Affiliation:
1. University of Trieste , Italy
Abstract
Abstract
This chapter examines the statement of philosophical method included in Austin’s paper ‘A Plea for Excuses’. It argues that the research question ‘what we should say when’ is meant to be descriptive as opposed to normative, but language itself has its own normativity which constrains what can be meant by uttering certain words in a certain speech situation. It also argues that the ‘we’ who are agents and objects of Austin’s Ordinary Language Philosophy constitute a plural subject not in virtue of their social and cultural conditions, but of their sharing a linguistic system and using it ordinarily. It discusses the charges of conservatism and philosophical irrelevance that have been levelled at Austin’s method, to which Austin replied in advance in part at least, explaining that while ordinary language is not the Last Word, it is the First Word nevertheless.
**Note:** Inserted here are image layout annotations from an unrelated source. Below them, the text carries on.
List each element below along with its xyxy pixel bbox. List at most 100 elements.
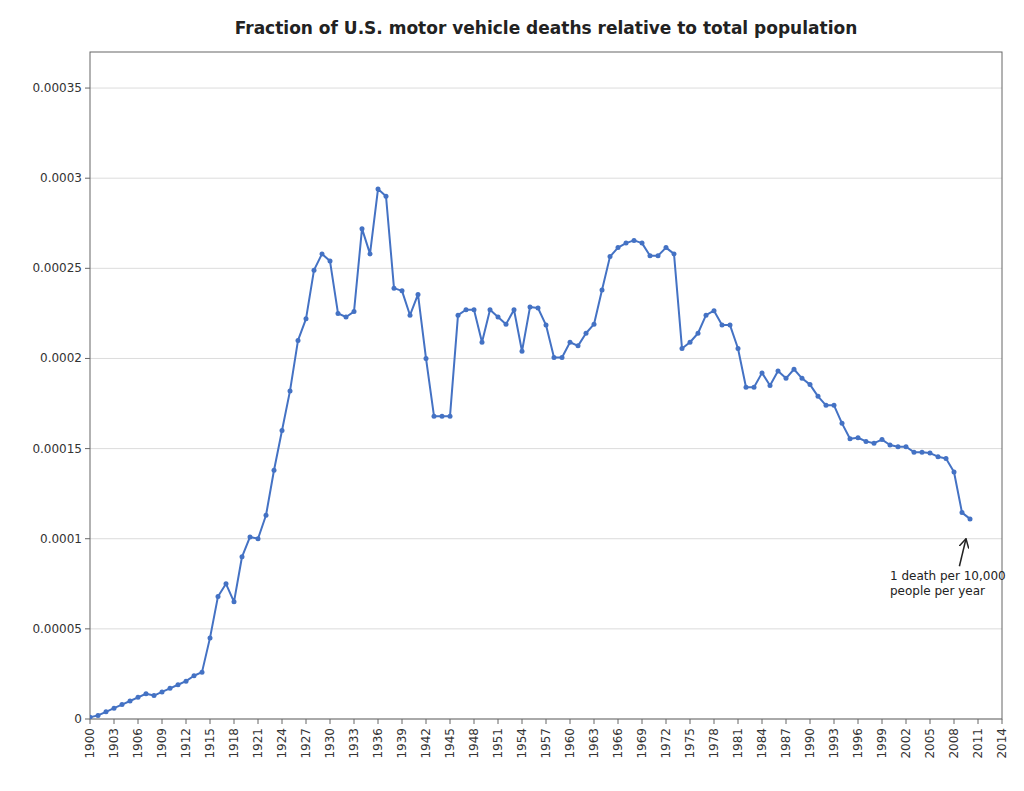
point [544, 323, 549, 328]
point [856, 435, 861, 440]
point [784, 376, 789, 381]
point [464, 307, 469, 312]
x-tick-label: 1942 [419, 728, 433, 759]
point [224, 581, 229, 586]
x-tick [234, 719, 235, 724]
y-tick-label: 0.00025 [32, 261, 82, 275]
x-tick [474, 719, 475, 724]
point [392, 286, 397, 291]
point [744, 385, 749, 390]
x-tick-label: 1981 [731, 728, 745, 759]
point [472, 307, 477, 312]
x-tick-label: 1996 [851, 728, 865, 759]
point [872, 441, 877, 446]
point [848, 436, 853, 441]
point [368, 251, 373, 256]
point [400, 288, 405, 293]
point [104, 709, 109, 714]
plot-frame [90, 52, 1002, 719]
point [216, 594, 221, 599]
annotation-line: 1 death per 10,000 [890, 569, 1006, 583]
x-tick [210, 719, 211, 724]
point [552, 355, 557, 360]
x-tick-label: 1903 [107, 728, 121, 759]
annotation-line: people per year [890, 584, 985, 598]
point [568, 340, 573, 345]
point [160, 689, 165, 694]
x-tick-label: 1969 [635, 728, 649, 759]
point [120, 702, 125, 707]
point [176, 682, 181, 687]
x-tick [90, 719, 91, 724]
title: Fraction of U.S. motor vehicle deaths re… [235, 18, 858, 38]
series [90, 187, 973, 719]
point [90, 715, 93, 719]
x-tick [810, 719, 811, 724]
point [656, 253, 661, 258]
x-tick [882, 719, 883, 724]
x-tick [450, 719, 451, 724]
y-tick [85, 448, 90, 449]
point [600, 287, 605, 292]
x-tick-label: 1951 [491, 728, 505, 759]
point [896, 444, 901, 449]
x-tick [834, 719, 835, 724]
point [920, 450, 925, 455]
point [504, 322, 509, 327]
point [128, 698, 133, 703]
point [904, 444, 909, 449]
line [90, 189, 970, 717]
y-tick [85, 628, 90, 629]
point [720, 323, 725, 328]
x-tick [618, 719, 619, 724]
point [304, 316, 309, 321]
point [168, 686, 173, 691]
point [960, 510, 965, 515]
x-tick-label: 1993 [827, 728, 841, 759]
point [424, 356, 429, 361]
point [264, 513, 269, 518]
y-tick-label: 0.00015 [32, 442, 82, 456]
x-tick-label: 1900 [83, 728, 97, 759]
annotation: 1 death per 10,000people per year [890, 539, 1006, 599]
y-tick-label: 0.00035 [32, 81, 82, 95]
point [272, 468, 277, 473]
point [184, 679, 189, 684]
point [616, 245, 621, 250]
x-tick [186, 719, 187, 724]
grid-line [90, 178, 1002, 179]
point [864, 439, 869, 444]
chart: Fraction of U.S. motor vehicle deaths re… [0, 0, 1024, 791]
point [648, 253, 653, 258]
point [704, 313, 709, 318]
point [800, 376, 805, 381]
point [208, 635, 213, 640]
point [192, 673, 197, 678]
x-tick-label: 1906 [131, 728, 145, 759]
point [152, 693, 157, 698]
point [320, 251, 325, 256]
point [592, 322, 597, 327]
x-tick [642, 719, 643, 724]
x-tick [906, 719, 907, 724]
point [664, 245, 669, 250]
y-tick-label: 0.0002 [40, 351, 82, 365]
point [752, 385, 757, 390]
x-tick [306, 719, 307, 724]
x-tick-label: 1987 [779, 728, 793, 759]
point [712, 308, 717, 313]
x-tick [402, 719, 403, 724]
x-tick-label: 1963 [587, 728, 601, 759]
x-tick [954, 719, 955, 724]
x-tick-label: 1972 [659, 728, 673, 759]
y-tick [85, 178, 90, 179]
point [408, 313, 413, 318]
point [696, 331, 701, 336]
y-tick [85, 719, 90, 720]
point [536, 305, 541, 310]
point [792, 367, 797, 372]
x-tick-label: 1939 [395, 728, 409, 759]
x-tick-label: 2005 [923, 728, 937, 759]
point [640, 241, 645, 246]
grid-line [90, 88, 1002, 89]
It expounds and discusses various reactions to Austin’s remark that his method could be called ‘linguistic phenomenology’ and puts forward a new interpretation of it, according to which Austin is referring to Edmund Husserl’s phenomenology and proposes a linguistic-phenomenological reduction or epochē analogous to Husserl’s phenomenological epochē. It claims that while Husserl uses the epochē to focus on consciousness, setting aside the natural standpoint, Austin uses the linguistic epochē to focus on ordinary linguistic usage, setting aside the relation between language and states of affairs (including psychological ones). Finally, it compares Austin’s statement of method with the practices and results that anticipated or followed it in his writings.